There were two Siva Ganas (Siva’s disciples who live in Kailash): 'Malyavan' and 'Pushpadanta'. Though they are Shiva Ganas they always quarrel with each other and fight for one thing or other. In one fight 'Malyavan' cursed 'Pushpadanta' to become an elephant on earth and the latter cursed the former to become a spider on earth. The elephant and the spider came to Jambukeswaram and continued their Shiva worship. The elephant collected water from river Cauvery and conducted ablution to the lingam under the Jambu tree (Eugenia jambolana) daily. The spider constructed his web over the lingam to prevent dry leaves from dropping on it and prevent sunlight directly falling on it. When the elephant saw the web and thought it was dust on lingam. The elephant tore them and cleaned the lingam by pouring water and the practice continued daily. The spider became angry one day and crawled into the trunk of the elephant and bit the elephant to death, killing itself. Siva, in the form of Jambukeswara, moved by the deep devotion of the two, relieved them from the curse. As an elephant worshipped Shiva here, this place came to be known as Thiru Aanai Kaa (thiru means holy, aanai is elephant, kaa (kaadu) means forest). Later the name 'Thiruaanaikaa' become 'Thiruvanaikaval' and 'Thiruvanaikoil'.
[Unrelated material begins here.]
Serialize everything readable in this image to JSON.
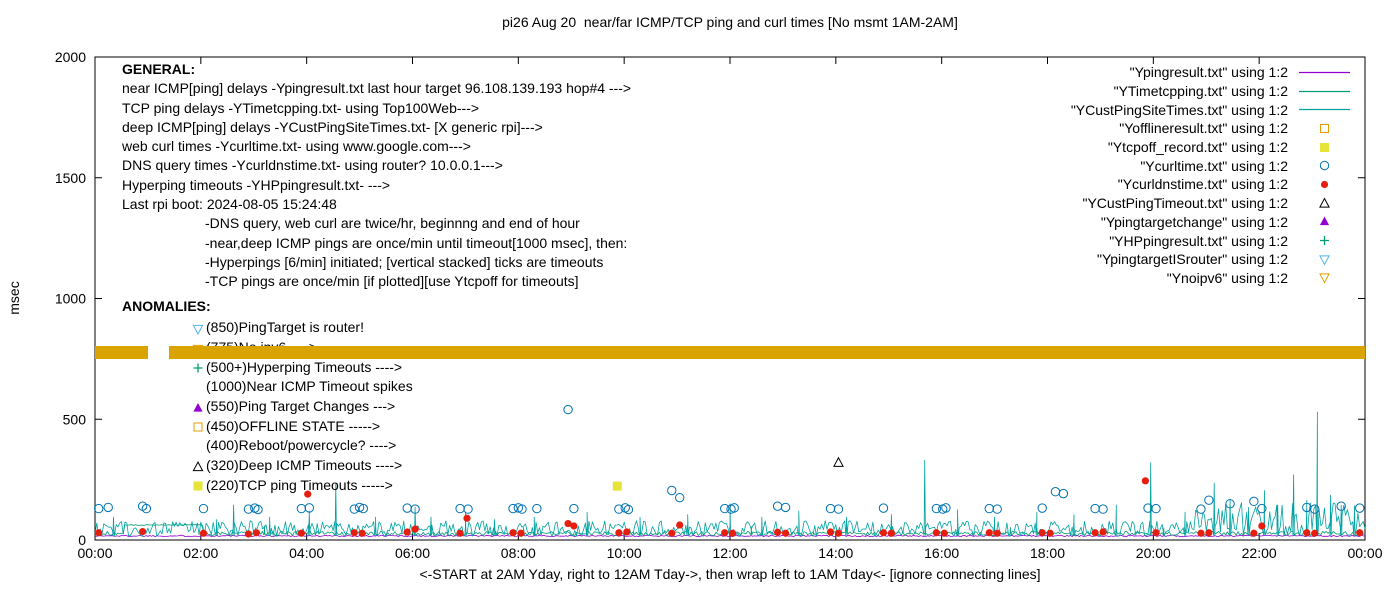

In the next birth, the spider was born as the King Kochengot Chola (kotchengannan cholan meaning red-eyed king) and built 70 temples and this temple is the one among them. Remembering his enmity with the elephant in his previous birth, he built the Shiva Sannathi (sanctorum) such that not even a small elephant can enter. The entrance on the sanctorum of Jambukeswara is only 4 foot high and 2.5 foot wide.

Legend behind king's red eyes

There was a story behind the king's red eyes - When he was in his mother's womb the palace astrologer predicted a sacred time to give birth to enable the newborn's well being. The queen went into labor early, before the time predicted by the astrologer. The queen hence told the servant to hang her upside down for the time to come so that she could have a wise and virtuous son who could head the kingdom righteously. This waiting time inside the womb made the baby's eyes red. After becoming the king, he build the temple for Siva and Goddess Akilandeswari in the name of Aanaikka (elephant protected) later days it changed to Thiruvanaikovil.